In advocating for change, the data does most of the work for us because, as you’d expect, the people making media for kids love kids and want to do right by them! By tracking and measuring female portrayals in children’s entertainment media, we are able to influence industry-wide change. And we have been successful.
We are in effect enculturating kids from the very beginning to see women and girls as not taking up half of the space.
In fact, we recently achieved two of our top goals in this work: we’ve reached gender parity for lead female characters in children’s television for the first time in history, and we’ve achieved gender parity for female lead characters in family films (G, PG, PG-13) for the first time as well. This reinforces to us that our theory of how to drive systemic culture change in this area works. We still have a long way to go to achieve intersectional gender equity across the whole population of the fictitious worlds being created, but we are seeing progress — including concerning race.

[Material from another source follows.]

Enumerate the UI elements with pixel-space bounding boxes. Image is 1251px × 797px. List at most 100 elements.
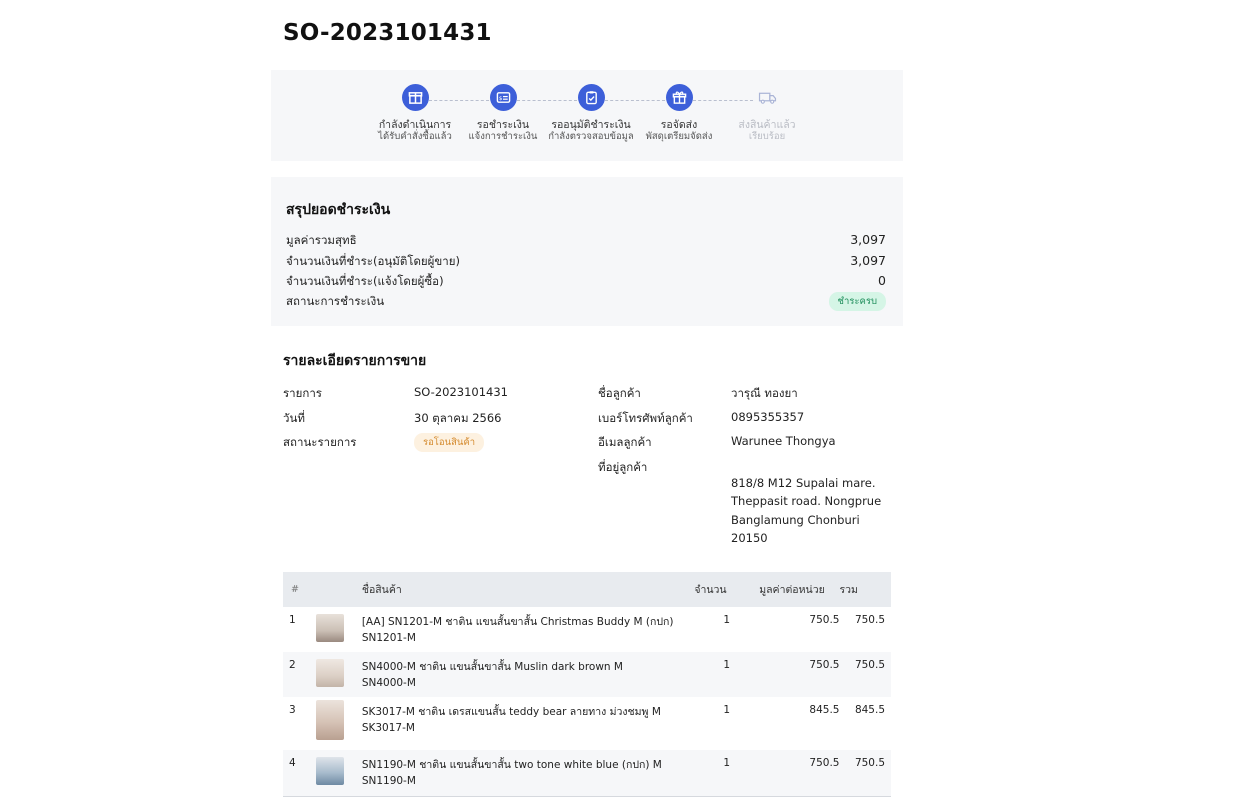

People frequently ask me: “What can I do?” Parents, relatives and teachers can have a tremendous impact by watching media with children and pointing out stereotyping and discrimination to them: “Why do you think there’s only one girl in that story?” “Why do you think she’s wearing that if she’s going to go rescue somebody?” For content creators, the quickest and simplest way to reach gender parity onscreen is to go through a script that you’re already going to make, cross out a bunch of first names of ensemble and supporting characters, and make them female. With one stroke, you have created some non-stereotyped female characters who might even be more interesting now that they’ve had a gender swap!
On-screen is the one area of gross inequality where the underrepresentation or misrepresentation of diverse women can be fixed absolutely overnight. No matter what a creator has made before, their very next project can go straight to gender parity and racial justice. For those of you interested in shifting the cultural narrative and actively advancing social justice — in any sector of society — I encourage you to finance content creators and organizations such as mine that are working on cultural change through transforming program development for children.
Here’s a fun example of how life can imitate art. My archery coach called a couple of years ago to tell me about an interesting phenomenon: the participation of girls in the sport suddenly skyrocketed in 2012, shooting up an astonishing 105%. So, what happened in 2012 that could have caused such a stunning change? Well, Hunger Games and Brave came out that summer — both of which had female archers as their protagonists. The reaction from girls was instant: they essentially left the theater and bought a bow. There are myriad examples like this, all of which prove the truth of our motto: “If she can see it, she can be it.”